Что? Что тут можно сделать? Натали не хватало Луиджи, она ждала его, прислушивалась… Воистину непереносимо это состояние тоскливого страха, надо что-то сделать, лишь бы его отогнать… Говорить, рассказывать… Может быть, позвонить? Но кому? Все было недвижно, а «Голем» – новая ее иллюстрированная серия, автомат, которому дал жизнь некий пражский раввин, знаток каббалы, – Голем с его монгольским лицом, такое лицо она сама ему сделала, подмигивал ей, строил гримасы, отводил глаза… Натали внимательно его разглядывала: как странно он держится, весь как-то клонится вперед, словно вот-вот рухнет наземь, словно во лбу у него свинцовый груз… Шаги!

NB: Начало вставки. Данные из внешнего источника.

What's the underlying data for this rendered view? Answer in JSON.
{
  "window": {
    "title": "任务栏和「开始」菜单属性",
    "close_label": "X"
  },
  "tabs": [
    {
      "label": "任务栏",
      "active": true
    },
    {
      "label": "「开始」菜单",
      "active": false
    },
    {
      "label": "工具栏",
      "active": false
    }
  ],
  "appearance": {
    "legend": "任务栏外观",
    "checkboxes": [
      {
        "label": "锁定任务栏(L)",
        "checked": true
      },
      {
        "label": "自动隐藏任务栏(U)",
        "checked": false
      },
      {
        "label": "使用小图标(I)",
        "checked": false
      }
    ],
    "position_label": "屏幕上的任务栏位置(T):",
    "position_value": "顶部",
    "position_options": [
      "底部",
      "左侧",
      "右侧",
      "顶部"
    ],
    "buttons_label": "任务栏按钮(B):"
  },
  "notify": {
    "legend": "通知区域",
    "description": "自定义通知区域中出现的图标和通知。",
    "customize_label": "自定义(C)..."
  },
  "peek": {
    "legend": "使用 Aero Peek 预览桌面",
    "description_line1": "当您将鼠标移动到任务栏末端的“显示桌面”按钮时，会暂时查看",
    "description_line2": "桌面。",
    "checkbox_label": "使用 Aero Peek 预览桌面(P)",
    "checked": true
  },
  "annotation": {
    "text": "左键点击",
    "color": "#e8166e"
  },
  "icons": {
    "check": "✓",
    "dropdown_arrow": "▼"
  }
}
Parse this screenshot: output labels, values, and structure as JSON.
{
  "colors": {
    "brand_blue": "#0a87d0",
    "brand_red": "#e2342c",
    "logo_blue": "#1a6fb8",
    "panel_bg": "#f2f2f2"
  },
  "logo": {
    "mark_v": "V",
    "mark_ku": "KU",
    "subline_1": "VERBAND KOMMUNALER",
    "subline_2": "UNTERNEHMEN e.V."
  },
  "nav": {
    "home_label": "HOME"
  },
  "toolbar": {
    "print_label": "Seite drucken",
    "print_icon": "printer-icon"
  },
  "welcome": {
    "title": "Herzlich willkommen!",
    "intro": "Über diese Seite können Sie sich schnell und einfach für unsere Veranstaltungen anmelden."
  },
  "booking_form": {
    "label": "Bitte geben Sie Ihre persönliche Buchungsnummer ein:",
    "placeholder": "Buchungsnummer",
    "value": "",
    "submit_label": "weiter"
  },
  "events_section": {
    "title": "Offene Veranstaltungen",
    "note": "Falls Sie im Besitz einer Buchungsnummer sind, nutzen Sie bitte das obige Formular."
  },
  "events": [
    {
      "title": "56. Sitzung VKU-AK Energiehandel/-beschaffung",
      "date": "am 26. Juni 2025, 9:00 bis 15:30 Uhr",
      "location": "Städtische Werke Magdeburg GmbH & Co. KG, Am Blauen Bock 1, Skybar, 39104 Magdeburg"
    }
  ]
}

Нет!… Да, шаги, кошачьи шаги наступающей ночи, вот что ее ждет… Где же Оливье, где он?… Что он опять натворил такого, если не смеет поднять глаз на родных, на отца?… Вот уже сутки, как его нет! Двадцать четыре часа!… Какая ответственность! А что, если они его похитили, держат взаперти, мучают? Она вдруг увидела его таким, каким он был два года назад, да, именно два года назад, когда Кристо ночевал у них в подвале. Подросток в смятых узких брючках, которые, казалось, вот-вот лопнут и обнажат его дерзкую ребяческую худобу. С тех пор он вырос, раздался в плечах, но кожа все такая же нежная, девичий румянец. Он будет красавцем, если вообще будет… Она гнала от себя мысль о том, что, возможно, уже сейчас творят над этим телом… А что, если зажечь все лампы, может быть, свет прогонит прочь призраки? Нет, при свете она разглядит их еще яснее, во всей их реальности. Кровь, раздробленные кулаком зубы, крики, нечистоты… Темнота хватала ее за горло. Слабеющей рукой Натали нащупала выключатель, зажгла лампу… Голем расхохотался ей прямо в лицо, и, когда вошел Луиджи, Натали вскрикнула: Луиджи был похож на Голема.
– Что с тобой? – испугался Луиджи. – Натали, родная! Тебе плохо?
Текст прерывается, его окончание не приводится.